By Ally Jamah
St Francis Girls High School in Mang’u was started as a boarding intermediate school for girls in 1944, and named after the patron saint of the Congregation of the Franciscan Missionary Sisters for Africa (FMSA).
They founded the school as part of their evangelistic mission in Mang’u and, in 1944, the Sisters started a Form One Harambee Class, which gradually replaced the intermediate primary school.
In 1965, the school received a grant for that year’s Form One Class and continued to receive Government subsidies like other public schools until 1987, when all grants from the Ministry of Education were suspended.
St Francis Holy Ghost administration block. |
Since then, parents have continued to meet all the school’s financial obligations.
Transforming the old intermediate school to a secondary school inevitably brought many problems, such as lack of proper physical facilities for secondary expansion.
The school remained a single stream as it occupied the old St Francis compound across the busy Thika–Nairobi Highway.

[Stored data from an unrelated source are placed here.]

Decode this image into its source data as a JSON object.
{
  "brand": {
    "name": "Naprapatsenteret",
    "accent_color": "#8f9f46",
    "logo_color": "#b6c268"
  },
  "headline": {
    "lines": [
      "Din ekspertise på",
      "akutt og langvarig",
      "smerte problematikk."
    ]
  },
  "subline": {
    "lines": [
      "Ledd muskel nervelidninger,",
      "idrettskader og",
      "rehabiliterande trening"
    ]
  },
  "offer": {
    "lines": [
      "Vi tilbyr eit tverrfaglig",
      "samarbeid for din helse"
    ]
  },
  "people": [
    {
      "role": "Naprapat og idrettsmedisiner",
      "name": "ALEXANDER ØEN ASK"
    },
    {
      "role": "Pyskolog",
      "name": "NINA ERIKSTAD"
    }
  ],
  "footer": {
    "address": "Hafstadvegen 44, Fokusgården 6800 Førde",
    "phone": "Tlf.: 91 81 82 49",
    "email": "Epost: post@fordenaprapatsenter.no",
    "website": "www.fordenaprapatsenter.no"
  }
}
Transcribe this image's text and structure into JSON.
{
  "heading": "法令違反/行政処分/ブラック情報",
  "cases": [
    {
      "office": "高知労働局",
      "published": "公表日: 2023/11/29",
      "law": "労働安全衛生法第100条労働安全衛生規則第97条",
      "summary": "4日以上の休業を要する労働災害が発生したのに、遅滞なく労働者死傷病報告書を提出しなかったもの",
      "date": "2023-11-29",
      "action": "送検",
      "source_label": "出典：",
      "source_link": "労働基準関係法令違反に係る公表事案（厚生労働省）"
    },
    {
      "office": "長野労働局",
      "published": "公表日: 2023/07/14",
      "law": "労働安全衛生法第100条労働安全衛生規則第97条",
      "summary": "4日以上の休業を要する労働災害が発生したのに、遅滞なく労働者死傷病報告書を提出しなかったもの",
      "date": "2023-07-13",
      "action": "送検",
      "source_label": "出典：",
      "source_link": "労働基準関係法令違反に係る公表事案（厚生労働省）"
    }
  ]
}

Towards the end of 1972, and through the intervention of the late Cardinal Otunga, the Ministry of Education allowed the girls to take the premises occupied by Mang’u High, after the boys school moved to their present location.
In 2001, a new Form One stream was opened. Now the school has three streams from Form One to Four, and a student population of 615, 40 teachers and 30 non-teaching staff.
The Board of Governors and the Parents Teachers Association have initiated a four-year expansion plan to be rolled out in phases. Part of this was implemented in 2001 through the opening of a third provincial stream in the school. Now their sights are trained on a new dormitory block and restoration of decaying buildings.